A retraction is carried out if an article is indicated to have Infringements of scientific ethical codes, such as double submissions, false claims of authorship, plagiarism, self-morningism, fraudulent use of data, fake authors or the like. Also, a retraction will be used to correct errors in submission or publication. A retraction of an article by the author or editor under the advice of the editorial board of The Journal of Law and Legal Reform. There are several forms of recraction carried out by The Journal of Law and Legal Reform, i.e.:
- If the infragements of the scientific code of ethics are indicated before the article published, the editor will return the manuscript to the author accompanied by a retraction letter from the Chief Editor;
- If the infragements of the scientific code of ethics are indicated after the article published, there are several mechanisms that can occur:
- A retraction note titled “Retraction: [article title]” signed by the authors and/or the editor is published in the paginated part of a subsequent issue of the journal and listed in the contents list.
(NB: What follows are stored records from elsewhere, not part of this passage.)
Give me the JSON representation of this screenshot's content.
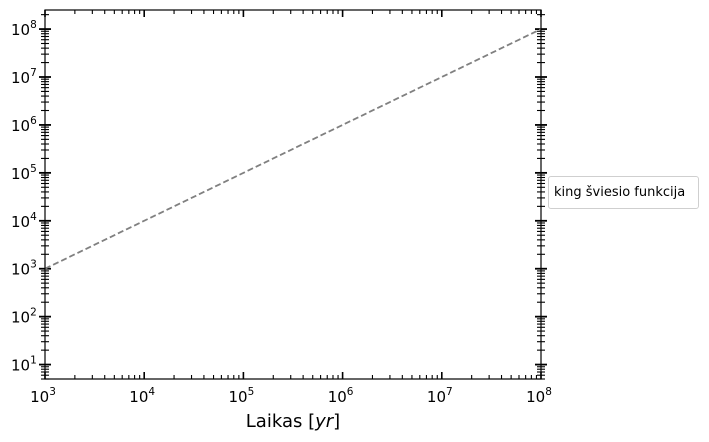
{
  "chart_data": {
    "type": "line",
    "x_scale": "log",
    "y_scale": "log",
    "xlim": [
      1000,
      100000000
    ],
    "ylim": [
      5,
      250000000
    ],
    "xlabel_main": "Laikas ",
    "xlabel_unit": "yr",
    "ylabel": "",
    "x_ticks": [
      {
        "base": "10",
        "exp": "3",
        "value": 1000
      },
      {
        "base": "10",
        "exp": "4",
        "value": 10000
      },
      {
        "base": "10",
        "exp": "5",
        "value": 100000
      },
      {
        "base": "10",
        "exp": "6",
        "value": 1000000
      },
      {
        "base": "10",
        "exp": "7",
        "value": 10000000
      },
      {
        "base": "10",
        "exp": "8",
        "value": 100000000
      }
    ],
    "y_ticks": [
      {
        "base": "10",
        "exp": "1",
        "value": 10
      },
      {
        "base": "10",
        "exp": "2",
        "value": 100
      },
      {
        "base": "10",
        "exp": "3",
        "value": 1000
      },
      {
        "base": "10",
        "exp": "4",
        "value": 10000
      },
      {
        "base": "10",
        "exp": "5",
        "value": 100000
      },
      {
        "base": "10",
        "exp": "6",
        "value": 1000000
      },
      {
        "base": "10",
        "exp": "7",
        "value": 10000000
      },
      {
        "base": "10",
        "exp": "8",
        "value": 100000000
      }
    ],
    "series": [
      {
        "name": "king šviesio funkcija",
        "color": "#808080",
        "line_style": "dashed",
        "x": [
          1000,
          100000000
        ],
        "y": [
          1000,
          100000000
        ]
      }
    ],
    "legend_placement": "right-outside",
    "grid": false
  }
}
- The online article is preceded by a screen containing the retraction note. It is to this screen that the link resolves; the reader can then proceed to the article itself.
- The original article is retained unchanged save for a watermark on the .pdf indicating on each page that it is “retracted.”
- The HTML version of the document is removed.
Article removal: legal limitations
In an extremely limited number of cases, it may be necessary to remove an article from the online database of The Journal of Law and Legal Reform. This will only occur where the article is clearly defamatory, hoax, infringes others’ legal rights, a court order, and endangering state security. In these circumstances, while the metadata (Title and Authors) will be retained, the text will be replaced with a screen indicating the article has been removed for legal reasons.
In cases where the article, if acted upon, might pose a serious health risk, the authors of the original article may wish to retract the flawed original and replace it with a corrected version. In these circumstances the procedures for retraction will be followed with the difference that the database retraction notice will publish a link to the corrected re-published article and a history of the document.